Pentagon report smacks of Cold War mentality

By Li Xiaokun (China Daily)
Updated: 2008-03-05 06:52

A Pentagon report on China's military modernization distorts facts and plays up the "China military threat" theory, the Foreign Ministry said yesterday.

"It is also an interference in China's internal affairs and violates norms on international relations.

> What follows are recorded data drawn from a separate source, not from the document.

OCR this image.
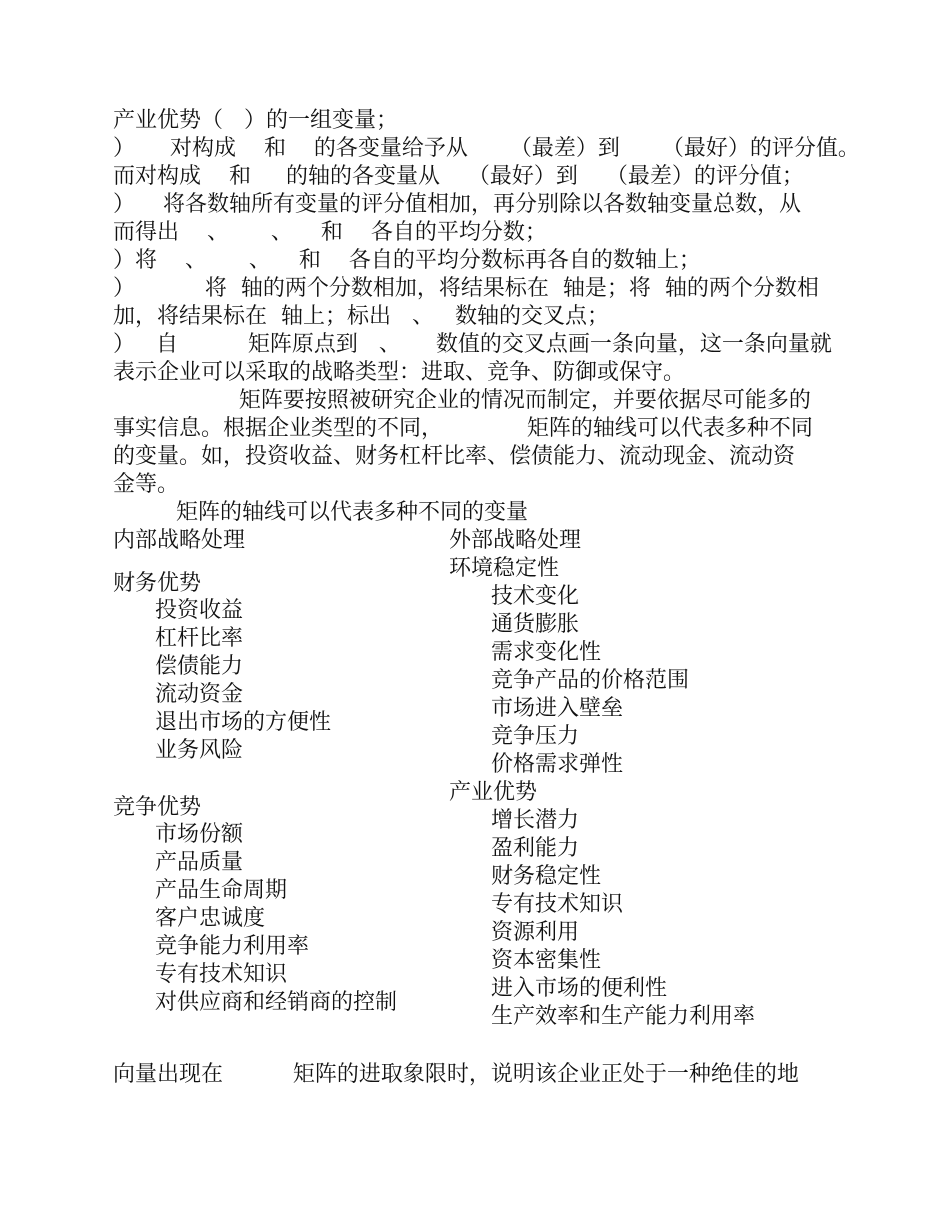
产业优势（   ）的一组变量；
）     对构成    和    的各变量给予从      （最差）到      （最好）的评分值。
而对构成    和     的轴的各变量从    （最好）到    （最差）的评分值；
）    将各数轴所有变量的评分值相加，再分别除以各数轴变量总数，从
而得出    、      、    和    各自的平均分数；
）将    、      、    和    各自的平均分数标再各自的数轴上；
）          将  轴的两个分数相加，将结果标在  轴是；将  轴的两个分数相
加，将结果标在  轴上；标出   、   数轴的交叉点；
）   自          矩阵原点到   、     数值的交叉点画一条向量，这一条向量就
表示企业可以采取的战略类型：进取、竞争、防御或保守。
矩阵要按照被研究企业的情况而制定，并要依据尽可能多的
事实信息。根据企业类型的不同，            矩阵的轴线可以代表多种不同
的变量。如，投资收益、财务杠杆比率、偿债能力、流动现金、流动资
金等。
矩阵的轴线可以代表多种不同的变量
内部战略处理
财务优势
投资收益
杠杆比率
偿债能力
流动资金
退出市场的方便性
业务风险
竞争优势
市场份额
产品质量
产品生命周期
客户忠诚度
竞争能力利用率
专有技术知识
对供应商和经销商的控制
外部战略处理
环境稳定性
技术变化
通货膨胀
需求变化性
竞争产品的价格范围
市场进入壁垒
竞争压力
价格需求弹性
产业优势
增长潜力
盈利能力
财务稳定性
专有技术知识
资源利用
资本密集性
进入市场的便利性
生产效率和生产能力利用率
向量出现在          矩阵的进取象限时，说明该企业正处于一种绝佳的地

China is firmly opposed to it," spokesman Qin Gang told a regular news briefing.

Chinese Foreign Ministry spokesman Qin Gang at a regular press conference on March 4, 2008. [Xinhua]

China urges the US to abandon its Cold War mentality and adopt the right attitude toward China and its development, Qin said.

China pursues a path of peaceful development and a defensive national defense policy, Qin said.

He urged the US to adhere to the one-China policy and stop arms sales to Taiwan to avoid sending wrong signals to secessionist forces on the island.

In an annual report on China's military power, the US Defense Department said on Monday that the international community has limited knowledge of the motivations, decision-making and key capabilities supporting China's military modernization.

"The lack of transparency in China's military and security affairs poses risks to stability by increasing the potential for misunderstanding and miscalculation," the report said.

"This situation will naturally and understandably lead to hedging against the unknown.

"China's expanding and improving military capabilities are changing East Asian military balances; improvements in China's strategic capabilities have implications beyond the Asia-Pacific region."

Rear Admiral Yang Yi, a senior military expert at the University of National Defense, said: "Despite warming Sino-US military relations, Washington is still wary of China.

"However, as more countries recognize China's long-term efforts at maintaining regional and global peace and stability, the 'China military threat' theory is losing its audience."

He also noted the fear-mongering is partly driven by the US military industry's quest for a larger defense budget.

Some US military analysts have also dismissed the notion that China poses a military threat.

Ross Feinstein, a spokesman for the Office of the Director of National Intelligence (DNI), recently told The Washington Times that assertions of China's military expansion "appear to be merely an attempt ... to incite angst or provoke a fight that does not actually exist".